Una mole di lavoro enorme
I giudici di pace, dal 1995 al 2011, hanno definito ben 23 milioni e mezzo di cause civili e penali. Nel civile, soltanto nel 2011, i magistrati impegnati negli uffici italiani di pace si sono visti piovere addosso un milione e mezzo di nuovi procedimenti, oltre mezzo milione solo di quelli cosiddetti di cognizione, a fronte dei 389.390 iscritti nei Tribunali. Il risultato? Grazie a tali magistrati i processi di cognizione trattati dai Tribunali, dal 1994 ad oggi, sono diminuiti del 45%. Fondamentale tale lavoro è poi risultato per mantenere in vita le imprese piccole e medie, quelle su cui si regge il sistema Italia, che hanno necessità di riscuotere in fretta i crediti: mezzo milione i decreti ingiuntivi emessi.

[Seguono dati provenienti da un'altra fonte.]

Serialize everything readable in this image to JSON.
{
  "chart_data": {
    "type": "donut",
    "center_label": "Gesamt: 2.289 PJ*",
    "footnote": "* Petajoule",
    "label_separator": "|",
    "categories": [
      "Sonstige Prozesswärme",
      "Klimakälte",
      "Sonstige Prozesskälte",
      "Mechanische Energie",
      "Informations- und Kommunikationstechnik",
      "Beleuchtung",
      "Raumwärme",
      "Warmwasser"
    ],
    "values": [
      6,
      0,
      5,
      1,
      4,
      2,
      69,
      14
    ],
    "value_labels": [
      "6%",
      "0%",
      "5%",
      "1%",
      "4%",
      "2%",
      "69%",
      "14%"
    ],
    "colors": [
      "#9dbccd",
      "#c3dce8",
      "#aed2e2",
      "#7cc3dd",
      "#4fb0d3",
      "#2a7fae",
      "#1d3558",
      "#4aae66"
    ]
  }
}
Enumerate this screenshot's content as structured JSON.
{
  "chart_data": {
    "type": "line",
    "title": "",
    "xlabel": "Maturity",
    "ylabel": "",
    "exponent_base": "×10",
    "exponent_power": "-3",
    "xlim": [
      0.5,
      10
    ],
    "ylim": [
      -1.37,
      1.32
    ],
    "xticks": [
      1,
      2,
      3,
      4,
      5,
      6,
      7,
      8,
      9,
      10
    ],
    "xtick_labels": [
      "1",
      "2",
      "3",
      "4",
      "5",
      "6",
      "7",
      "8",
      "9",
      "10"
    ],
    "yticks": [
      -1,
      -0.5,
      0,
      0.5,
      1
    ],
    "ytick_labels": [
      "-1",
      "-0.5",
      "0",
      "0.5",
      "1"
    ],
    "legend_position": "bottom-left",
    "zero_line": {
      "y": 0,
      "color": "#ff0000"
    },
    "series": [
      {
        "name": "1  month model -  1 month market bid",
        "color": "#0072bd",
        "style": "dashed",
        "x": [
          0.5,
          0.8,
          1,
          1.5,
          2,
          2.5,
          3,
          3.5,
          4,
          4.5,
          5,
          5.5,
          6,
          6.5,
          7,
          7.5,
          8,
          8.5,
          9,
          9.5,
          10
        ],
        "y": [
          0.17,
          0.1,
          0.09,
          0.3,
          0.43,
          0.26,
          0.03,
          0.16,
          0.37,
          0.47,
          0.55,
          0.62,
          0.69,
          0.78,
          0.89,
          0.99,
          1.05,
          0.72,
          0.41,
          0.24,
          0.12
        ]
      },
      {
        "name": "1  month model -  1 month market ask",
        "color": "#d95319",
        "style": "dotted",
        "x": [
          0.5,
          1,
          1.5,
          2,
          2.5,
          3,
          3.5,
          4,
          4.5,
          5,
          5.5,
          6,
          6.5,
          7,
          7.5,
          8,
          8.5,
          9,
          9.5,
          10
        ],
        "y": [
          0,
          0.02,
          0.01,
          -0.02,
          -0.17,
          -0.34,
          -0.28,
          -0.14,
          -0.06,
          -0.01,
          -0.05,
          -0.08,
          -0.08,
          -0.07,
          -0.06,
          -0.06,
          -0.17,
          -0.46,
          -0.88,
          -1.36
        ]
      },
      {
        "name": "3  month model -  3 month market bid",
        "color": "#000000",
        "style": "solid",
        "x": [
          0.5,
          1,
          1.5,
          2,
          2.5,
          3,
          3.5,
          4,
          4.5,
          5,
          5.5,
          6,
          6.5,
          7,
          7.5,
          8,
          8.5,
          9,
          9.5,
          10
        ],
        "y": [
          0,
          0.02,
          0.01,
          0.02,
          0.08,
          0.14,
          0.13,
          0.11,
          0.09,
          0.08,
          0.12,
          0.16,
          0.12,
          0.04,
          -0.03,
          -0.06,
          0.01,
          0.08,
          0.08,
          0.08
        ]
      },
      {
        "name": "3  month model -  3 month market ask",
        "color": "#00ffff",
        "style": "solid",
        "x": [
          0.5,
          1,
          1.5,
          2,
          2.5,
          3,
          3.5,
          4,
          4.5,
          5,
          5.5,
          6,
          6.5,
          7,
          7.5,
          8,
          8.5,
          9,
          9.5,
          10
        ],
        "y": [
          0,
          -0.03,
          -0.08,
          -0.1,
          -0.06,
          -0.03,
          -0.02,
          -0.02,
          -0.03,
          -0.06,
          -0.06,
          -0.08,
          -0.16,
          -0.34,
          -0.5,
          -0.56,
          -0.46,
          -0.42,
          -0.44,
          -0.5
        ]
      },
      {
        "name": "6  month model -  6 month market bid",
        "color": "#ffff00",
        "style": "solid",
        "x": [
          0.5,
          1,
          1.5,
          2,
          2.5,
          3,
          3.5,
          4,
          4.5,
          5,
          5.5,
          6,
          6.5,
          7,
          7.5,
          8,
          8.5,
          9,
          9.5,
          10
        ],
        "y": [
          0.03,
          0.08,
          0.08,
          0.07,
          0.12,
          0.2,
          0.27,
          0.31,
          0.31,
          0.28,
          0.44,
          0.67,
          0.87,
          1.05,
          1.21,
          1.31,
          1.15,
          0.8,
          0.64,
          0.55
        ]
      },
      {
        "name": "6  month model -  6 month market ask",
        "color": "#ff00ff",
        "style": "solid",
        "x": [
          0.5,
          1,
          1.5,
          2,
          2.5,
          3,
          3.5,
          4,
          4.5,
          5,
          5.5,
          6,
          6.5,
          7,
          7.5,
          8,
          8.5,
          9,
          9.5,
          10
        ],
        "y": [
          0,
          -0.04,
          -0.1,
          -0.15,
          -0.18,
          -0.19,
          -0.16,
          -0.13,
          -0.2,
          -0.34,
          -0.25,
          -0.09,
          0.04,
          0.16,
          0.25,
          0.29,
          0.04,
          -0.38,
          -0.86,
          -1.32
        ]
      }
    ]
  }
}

Una giustizia, tra l’altro, virtuosa. In un Paese caratterizzato dai processi-lumaca, per cui l’Europa ci bacchetta, i giudici di pace definiscono in media un procedimento nell’arco di un anno, contro i cinque anni dei Tribunali, costando dieci volte meno dei loro colleghi della magistratura ordinaria. Per le toghe onorarie lo Stato stanzia 80 milioni di euro ogni anno, mentre per le toghe di carriera non basta un miliardo di euro.

Nessuna tutela
Difficile trovare un lavoratore italiano trattato peggio dei giudici di pace. Oltre alla precarietà, non hanno alcuna tutela previdenziale. O provvedono da soli a crearsi una pensione o raggiunta una certa età non avranno alcun reddito. Di più: non hanno assicurazione per gli infortuni sul lavoro. Vietato infine ammalarsi, andare in ferie o fare un figlio: per i giudici di pace non sono previste indennità. Se lavorano bene altrimenti niente. Le giustificazioni poco contano. Sono i nuovi schiavi, seppure in toga.